Mais la justice c'est le droit, pas l'émotion.
Or que dit le droit (article 180 du Code civil) ?
Le mariage qui a été contracté sans le consentement libre des deux époux, ou de l'un d'eux, ne peut être attaqué que par les époux, ou par celui des deux dont le consentement n'a pas été libre, ou par le ministère public. L'exercice d'une contrainte sur les époux ou l'un d'eux, y compris par crainte révérencielle envers un ascendant, constitue un cas de nullité du mariage.
S'il y a eu erreur dans la personne, ou sur des qualités essentielles de la personne, l'autre époux peut demander la nullité du mariage.
Que recouvre la notion de "qualités essentielles de la personne", fondement de l'annulation du mariage par le juge de Lille ?
De deux choses l'une.
Soit ces qualités essentielles sont objectives, c'est-à-dire définies par la justice républicaine.
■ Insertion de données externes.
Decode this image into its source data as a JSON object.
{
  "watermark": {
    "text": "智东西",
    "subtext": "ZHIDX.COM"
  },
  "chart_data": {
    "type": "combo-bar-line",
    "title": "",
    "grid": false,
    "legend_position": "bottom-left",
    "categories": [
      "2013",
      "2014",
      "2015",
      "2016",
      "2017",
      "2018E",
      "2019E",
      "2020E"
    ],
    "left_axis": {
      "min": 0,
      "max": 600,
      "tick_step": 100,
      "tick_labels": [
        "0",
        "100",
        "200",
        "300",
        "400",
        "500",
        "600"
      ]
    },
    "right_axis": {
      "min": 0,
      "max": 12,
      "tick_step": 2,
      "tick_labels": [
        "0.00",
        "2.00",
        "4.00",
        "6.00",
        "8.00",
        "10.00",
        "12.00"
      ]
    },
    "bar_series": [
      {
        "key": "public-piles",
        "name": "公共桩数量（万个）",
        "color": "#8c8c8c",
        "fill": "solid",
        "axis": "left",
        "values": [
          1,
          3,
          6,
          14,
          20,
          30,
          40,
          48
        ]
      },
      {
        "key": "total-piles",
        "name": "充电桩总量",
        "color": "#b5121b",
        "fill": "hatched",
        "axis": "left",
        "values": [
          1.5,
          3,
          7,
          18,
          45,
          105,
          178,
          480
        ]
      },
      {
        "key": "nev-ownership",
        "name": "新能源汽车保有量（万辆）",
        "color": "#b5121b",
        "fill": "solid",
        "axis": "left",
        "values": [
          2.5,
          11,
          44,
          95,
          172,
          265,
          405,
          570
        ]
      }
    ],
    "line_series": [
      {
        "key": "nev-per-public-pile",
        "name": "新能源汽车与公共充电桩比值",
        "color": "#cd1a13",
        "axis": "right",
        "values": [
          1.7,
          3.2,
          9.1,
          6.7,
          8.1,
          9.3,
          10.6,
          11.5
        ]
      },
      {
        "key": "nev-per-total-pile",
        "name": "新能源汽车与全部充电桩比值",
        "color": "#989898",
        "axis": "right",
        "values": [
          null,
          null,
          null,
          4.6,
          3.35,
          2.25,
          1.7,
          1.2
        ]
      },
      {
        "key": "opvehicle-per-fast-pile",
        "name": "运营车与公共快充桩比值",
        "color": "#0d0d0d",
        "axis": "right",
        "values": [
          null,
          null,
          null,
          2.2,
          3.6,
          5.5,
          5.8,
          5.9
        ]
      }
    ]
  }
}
Dans ce cas, il est absolument scandaleux que la non-virginité ait été considérée par un juge comme une qualité essentielle.
Soit ces qualités essentielles sont, à l'inverse, subjectives, c'est-à-dire définies par les futurs ex-époux eux-mêmes. Dans ce cas, le juge de Lille n'a fait qu'appliquer la loi, les intéressés ayant affirmé devant la justice que la virginité constituait pour eux une qualité essentielle et l'un des deux ayant reconnu avoir menti sur cette qualité à leurs yeux essentielle (peu importe la nature de cette qualité et qu'il s'agisse de la femme ou de l'homme).
Il n'en reste pas moins que dans ce cas, en marge de la décision de justice, se poserait une série de questions non pas juridiques mais sociologiques (sur l'adaptation des religions en général et de l'islam en particulier à la laïcité et à la modernité, sur le respect des droits des femmes, sur les jeunes et le sexe aujourd'hui, sur l'exploitation émotionnelle et erronée - ce n'est pas la virginité qui serait en cause dans cette hypothèse mais le mensonge reconnu sur une qualité considérée par les deux futurs ex-époux comme essentielle - d'une décision de justice dans le débat public, etc).